Everything that I am presenting in this series on mindfulness I also cover in my seminar on Mindfulness & Leadership Development. And normally by this point, the audience members are very excited about mindfulness. After all, there are many benefits of mindfulness in the workplace. It’s easy to see why so many companies are offering mindfulness programs. Then I get to the part about practicing mindfulness, and the room goes silent. I can practically read minds: “Practicing mindfulness means…meditating? That sounds very ‘woo,’ and I’m not into that.”
“Meditation” is the term used to describe a practice that is dedicated to mindfulness, which has roots in 2,500-year-old Buddhist traditions. The original word for mindfulness meditation is Vipassana, which means insight into the true nature of reality. Because of this, mindfulness meditation is also referred to as insight meditation.
Beginning in the 1970s, mindfulness was widely popularized by Jon Kabat-Zinn through his work with medical patients at the University of Massachusetts. He found that mindfulness was particularly effective in treating many kinds of physical and mental health ailments. He also realized that you do not need to study Buddhist tenets to benefit from mindfulness—you simply must cultivate the ability to be mindful.
When I use the term meditation, I am referring specifically to a practice of mindfulness. However, transcendental meditation is an example of another traditional school of meditation in which attention is focused on a single object until the mind enters a deep, trance-like stillness. In mindfulness meditation, we are not trying to leave or alter our current experience—we are bringing attention to it exactly as it is. We are trying to expand our awareness, not focus it.
Meditation is also used as a synonym for contemplation or deep thinking. Mindfulness meditation is not contemplation or thinking; instead, it is bringing awareness to our thoughts. Quite simply, mindfulness meditation is time dedicated to practicing mindfulness.

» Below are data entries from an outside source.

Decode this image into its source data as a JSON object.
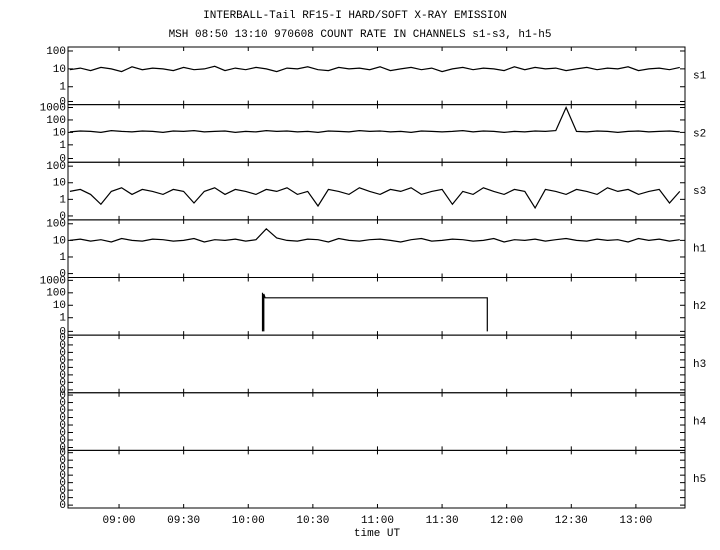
{
  "chart_data": {
    "type": "line",
    "title": "INTERBALL-Tail RF15-I HARD/SOFT X-RAY EMISSION",
    "subtitle": "MSH 08:50 13:10 970608  COUNT RATE IN CHANNELS s1-s3, h1-h5",
    "xlabel": "time UT",
    "xlim": [
      8.605,
      13.38
    ],
    "xticks": [
      {
        "value": 9,
        "label": "09:00"
      },
      {
        "value": 9.5,
        "label": "09:30"
      },
      {
        "value": 10,
        "label": "10:00"
      },
      {
        "value": 10.5,
        "label": "10:30"
      },
      {
        "value": 11,
        "label": "11:00"
      },
      {
        "value": 11.5,
        "label": "11:30"
      },
      {
        "value": 12,
        "label": "12:00"
      },
      {
        "value": 12.5,
        "label": "12:30"
      },
      {
        "value": 13,
        "label": "13:00"
      }
    ],
    "color": "#000000",
    "x": [
      8.62,
      8.7,
      8.78,
      8.86,
      8.94,
      9.02,
      9.1,
      9.18,
      9.26,
      9.34,
      9.42,
      9.5,
      9.58,
      9.66,
      9.74,
      9.82,
      9.9,
      9.98,
      10.06,
      10.14,
      10.22,
      10.3,
      10.38,
      10.46,
      10.54,
      10.62,
      10.7,
      10.78,
      10.86,
      10.94,
      11.02,
      11.1,
      11.18,
      11.26,
      11.34,
      11.42,
      11.5,
      11.58,
      11.66,
      11.74,
      11.82,
      11.9,
      11.98,
      12.06,
      12.14,
      12.22,
      12.3,
      12.38,
      12.46,
      12.54,
      12.62,
      12.7,
      12.78,
      12.86,
      12.94,
      13.02,
      13.1,
      13.18,
      13.26,
      13.34
    ],
    "panels": [
      {
        "name": "s1",
        "log": true,
        "ylim": [
          0.1,
          167
        ],
        "yticks": [
          {
            "value": 0.15,
            "label": "0"
          },
          1,
          10,
          100
        ],
        "values": [
          9,
          11,
          8,
          12,
          10,
          7,
          13,
          9,
          11,
          10,
          8,
          12,
          9,
          10,
          14,
          8,
          11,
          9,
          12,
          10,
          7,
          11,
          10,
          13,
          9,
          8,
          12,
          10,
          11,
          9,
          13,
          8,
          10,
          12,
          9,
          11,
          7,
          10,
          12,
          9,
          11,
          10,
          8,
          13,
          9,
          12,
          10,
          11,
          8,
          10,
          12,
          9,
          11,
          10,
          13,
          8,
          10,
          11,
          9,
          12
        ]
      },
      {
        "name": "s2",
        "log": true,
        "ylim": [
          0.04,
          1700
        ],
        "yticks": [
          {
            "value": 0.08,
            "label": "0"
          },
          1,
          10,
          100,
          1000
        ],
        "values": [
          11,
          13,
          12,
          10,
          14,
          12,
          11,
          13,
          12,
          10,
          13,
          12,
          14,
          11,
          12,
          13,
          10,
          12,
          11,
          14,
          12,
          13,
          11,
          12,
          10,
          13,
          12,
          11,
          14,
          12,
          13,
          11,
          12,
          10,
          13,
          12,
          11,
          12,
          14,
          11,
          13,
          12,
          10,
          12,
          11,
          13,
          12,
          14,
          1000,
          12,
          11,
          13,
          12,
          10,
          12,
          13,
          11,
          12,
          13,
          11
        ]
      },
      {
        "name": "s3",
        "log": true,
        "ylim": [
          0.058,
          172
        ],
        "yticks": [
          {
            "value": 0.1,
            "label": "0"
          },
          1,
          10,
          100
        ],
        "values": [
          3,
          4,
          2,
          0.5,
          3,
          5,
          2,
          4,
          3,
          2,
          4,
          3,
          0.6,
          3,
          5,
          2,
          4,
          3,
          2,
          4,
          3,
          5,
          2,
          3,
          0.4,
          4,
          3,
          2,
          5,
          3,
          2,
          4,
          3,
          5,
          2,
          3,
          4,
          0.5,
          3,
          2,
          5,
          3,
          2,
          4,
          3,
          0.3,
          4,
          3,
          2,
          4,
          3,
          2,
          5,
          3,
          4,
          2,
          3,
          4,
          0.6,
          3
        ]
      },
      {
        "name": "h1",
        "log": true,
        "ylim": [
          0.058,
          172
        ],
        "yticks": [
          {
            "value": 0.1,
            "label": "0"
          },
          1,
          10,
          100
        ],
        "values": [
          10,
          12,
          9,
          11,
          8,
          13,
          10,
          9,
          12,
          11,
          9,
          10,
          13,
          8,
          11,
          10,
          12,
          9,
          11,
          50,
          14,
          10,
          9,
          12,
          11,
          8,
          13,
          10,
          9,
          11,
          12,
          10,
          8,
          11,
          13,
          9,
          10,
          12,
          11,
          9,
          10,
          13,
          8,
          11,
          10,
          12,
          9,
          11,
          13,
          10,
          9,
          12,
          10,
          11,
          8,
          13,
          10,
          12,
          9,
          11
        ]
      },
      {
        "name": "h2",
        "log": true,
        "ylim": [
          0.04,
          1700
        ],
        "yticks": [
          {
            "value": 0.08,
            "label": "0"
          },
          1,
          10,
          100,
          1000
        ],
        "x": [
          10.11,
          10.11,
          10.12,
          10.12,
          10.13,
          11.85,
          11.85
        ],
        "values": [
          0.08,
          100,
          0.08,
          80,
          40,
          40,
          0.08
        ]
      },
      {
        "name": "h3",
        "log": false,
        "ylim": [
          0,
          1
        ],
        "yticks": [
          {
            "value": 0.05,
            "label": "0"
          },
          {
            "value": 0.18,
            "label": "0"
          },
          {
            "value": 0.31,
            "label": "0"
          },
          {
            "value": 0.44,
            "label": "0"
          },
          {
            "value": 0.57,
            "label": "0"
          },
          {
            "value": 0.7,
            "label": "0"
          },
          {
            "value": 0.83,
            "label": "0"
          },
          {
            "value": 0.96,
            "label": "0"
          }
        ]
      },
      {
        "name": "h4",
        "log": false,
        "ylim": [
          0,
          1
        ],
        "yticks": [
          {
            "value": 0.05,
            "label": "0"
          },
          {
            "value": 0.18,
            "label": "0"
          },
          {
            "value": 0.31,
            "label": "0"
          },
          {
            "value": 0.44,
            "label": "0"
          },
          {
            "value": 0.57,
            "label": "0"
          },
          {
            "value": 0.7,
            "label": "0"
          },
          {
            "value": 0.83,
            "label": "0"
          },
          {
            "value": 0.96,
            "label": "0"
          }
        ]
      },
      {
        "name": "h5",
        "log": false,
        "ylim": [
          0,
          1
        ],
        "yticks": [
          {
            "value": 0.05,
            "label": "0"
          },
          {
            "value": 0.18,
            "label": "0"
          },
          {
            "value": 0.31,
            "label": "0"
          },
          {
            "value": 0.44,
            "label": "0"
          },
          {
            "value": 0.57,
            "label": "0"
          },
          {
            "value": 0.7,
            "label": "0"
          },
          {
            "value": 0.83,
            "label": "0"
          },
          {
            "value": 0.96,
            "label": "0"
          }
        ]
      }
    ]
  }
}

As an executive coach, I do not ask my clients to meditate. I may not even mention the word in conversation, given the misunderstanding around what meditation means. What I do, however, is give my clients exercises to help them be more aware in their work environments. I tell them that being mindful is directly relevant to being a strong leader and that the more they practice mindfulness, the better they will be at it.

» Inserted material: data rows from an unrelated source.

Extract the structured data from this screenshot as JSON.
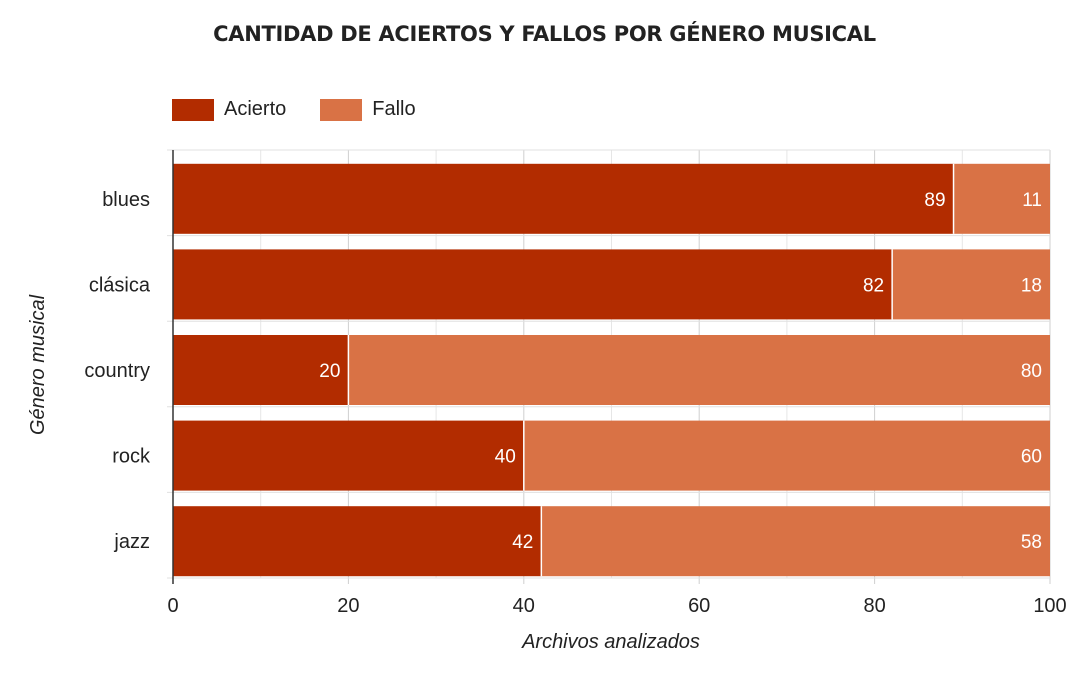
{
  "chart_data": {
    "type": "bar",
    "orientation": "horizontal",
    "stacked": true,
    "title": "CANTIDAD DE ACIERTOS Y FALLOS POR GÉNERO MUSICAL",
    "categories": [
      "blues",
      "clásica",
      "country",
      "rock",
      "jazz"
    ],
    "series": [
      {
        "name": "Acierto",
        "color": "#b22c00",
        "values": [
          89,
          82,
          20,
          40,
          42
        ]
      },
      {
        "name": "Fallo",
        "color": "#d97245",
        "values": [
          11,
          18,
          80,
          60,
          58
        ]
      }
    ],
    "xlabel": "Archivos analizados",
    "ylabel": "Género musical",
    "xlim": [
      0,
      100
    ],
    "xticks": [
      0,
      20,
      40,
      60,
      80,
      100
    ],
    "grid": true,
    "legend_position": "top-left"
  }
}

One of the questions I frequently get is, “How can I be more mindful at work?” Here are some suggestions:
- Pause several times a day and pay attention to the sensations of your breath. I set an alarm on my phone to remind me to do this.
- Eat your lunch or a snack mindfully, paying attention to the sensations you see, hear, smell, and taste as you eat.
- Give your full attention to the task at hand, and reduce distractions as much as you can: Shut your door and turn off the phone and email.
Check in with yourself to note your thoughts and feelings in a given situation, especially one where you may want to respond differently.